Imbrigliare il presente è una sfida senza fine che Fred Frith e Ikue Mori hanno sempre accettato senza riserve. Il loro prolungato dialogo artistico ha radici pluridecennali, facendo capo alla fervida scena della downtown newyorkese orchestrata da John Zorn sin dagli anni ottanta: fu la nascita del trio Death Ambient con il bassista Kato Hideki, nel 1995, a cementare una visionaria ibridazione tra chitarre e live electronics della quale sinora non esisteva, tuttavia, una registrazione in duo.
È nel gennaio del 2015 che il cineasta tedesco Werner Penzel commissiona ai due avanguardisti la realizzazione di una colonna sonora e, sull’onda di tale ispirazione, vengono incisi in un solo giorno i quindici take di A Mountain Doesn’t Know It’s Tall, oggi edito da Intakt. Non condizionato da altre suggestioni che la pura immaginazione, si realizza in questa sede un connubio forse irripetibile, proteiforme a tal punto da produrre l’illusione di eludere i confini e l’intrinseca fissità del supporto audio.
Poche altre volte così dinamiche e tentacolari, le incursioni originanti dal laptop di Mori attraversano lo spazio sonoro come rivoli di mercurio, varcando portali che li moltiplicano e dislocano a intermittenza tra un canale e l’altro della stereofonia, in un delirio di glitch molecolari e drum machines portate al collasso. Da parte sua, Frith opera le sue collaudate tecniche estese e applicazioni di oggetti estranei al corpo della chitarra, protesi atte a deformarne ulteriormente la già obliqua e claudicante anti-espressività, fra stridori e nervosi sfregamenti di corde, inortodosse percussioni, feedback in loop e punteggiature di armonici naturali.
Con il breve trittico iniziale di schegge inafferrabili si spalanca d’un tratto una cornucopia di impulsi digitali metamorfici e clangori metallici, un lampo di alterità sonora che coglie l’attimo e lo sovverte, aprendo da subito una breccia nella percezione uditiva.
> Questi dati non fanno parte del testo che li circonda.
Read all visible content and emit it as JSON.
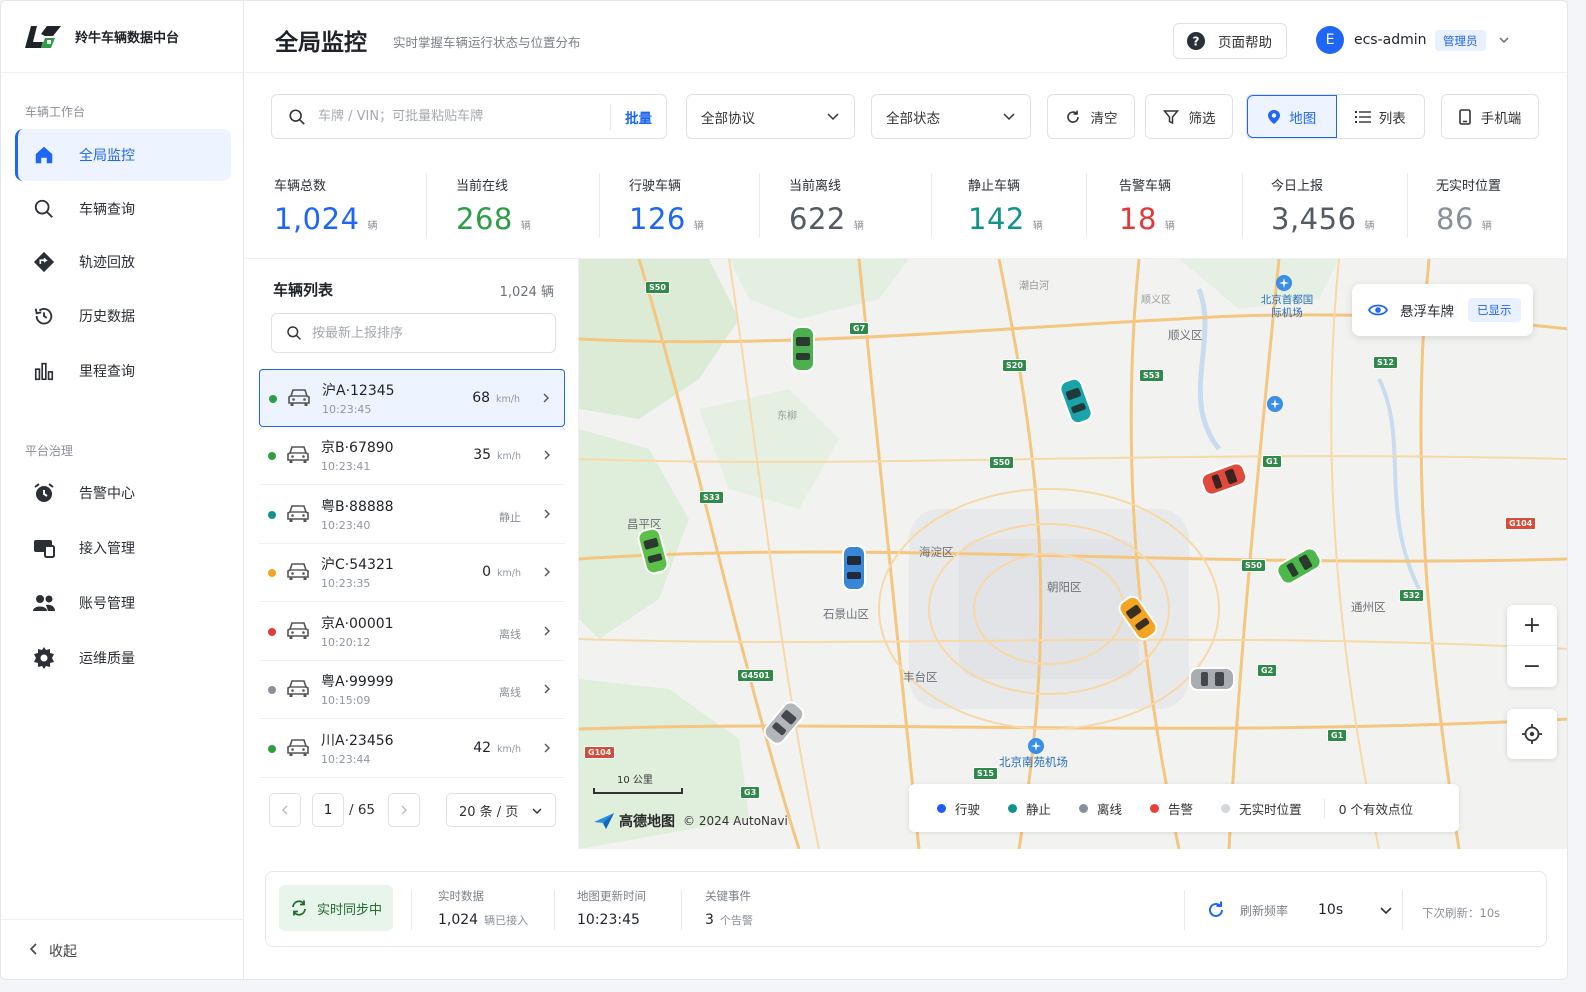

Da questa primigenia e necessaria fenditura si entra nel vivo di un interscambio surreale ma stranamente possibile, nutrito dal caos eppure magistralmente controllato in ogni sua declinazione: dagli interludi più ponderati e atmosferici, variazioni di un soundscaping malefico ed elettromorfo (“Nothing to It”, “Nothing at All”, “Hishiryo”), agli allucinati slanci di radicale astrazione che costituiscono l’identità predominante dell’album; arrivando a un pre-finale che per contrasto sembra dispiegarsi come un Cinemascope avvolgente e immersivo (“Now Here”), risolvendosi da ultimo in una diversione che sembra solcare le sponde di una sinistra e imponderabile fantascienza metropolitana (“Samadhi”).
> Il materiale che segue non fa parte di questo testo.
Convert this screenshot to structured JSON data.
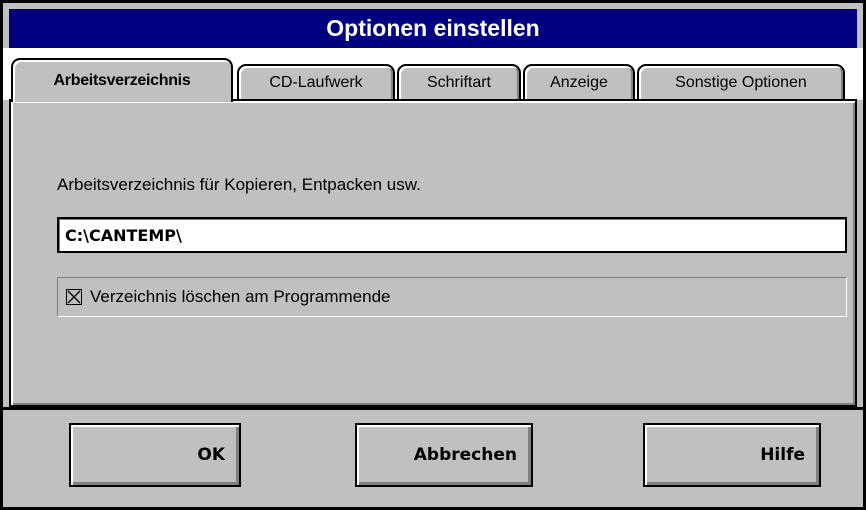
{
  "window": {
    "title": "Optionen einstellen"
  },
  "tabs": [
    {
      "label": "Arbeitsverzeichnis",
      "active": true
    },
    {
      "label": "CD-Laufwerk",
      "active": false
    },
    {
      "label": "Schriftart",
      "active": false
    },
    {
      "label": "Anzeige",
      "active": false
    },
    {
      "label": "Sonstige Optionen",
      "active": false
    }
  ],
  "panel": {
    "label": "Arbeitsverzeichnis für Kopieren, Entpacken usw.",
    "path_value": "C:\\CANTEMP\\",
    "checkbox": {
      "label": "Verzeichnis löschen am Programmende",
      "checked": true
    }
  },
  "buttons": {
    "ok": "OK",
    "cancel": "Abbrechen",
    "help": "Hilfe"
  },
  "colors": {
    "titlebar": "#000080",
    "face": "#c0c0c0"
  }
}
A Mountain Doesn’t Know It’s Tall è un gioco condotto con la massima serietà, come un proliferante tangram analogico/digitale fatto e disfatto senza soluzione di continuità. Con la loro entusiastica irrequietezza e insaziabilità, questi due leggendari performer sfuggono abilmente al passare degli anni, e anzi si mantengono stabilmente un passo avanti rispetto alle odierne evoluzioni della musica spontanea. Ad maiora semper.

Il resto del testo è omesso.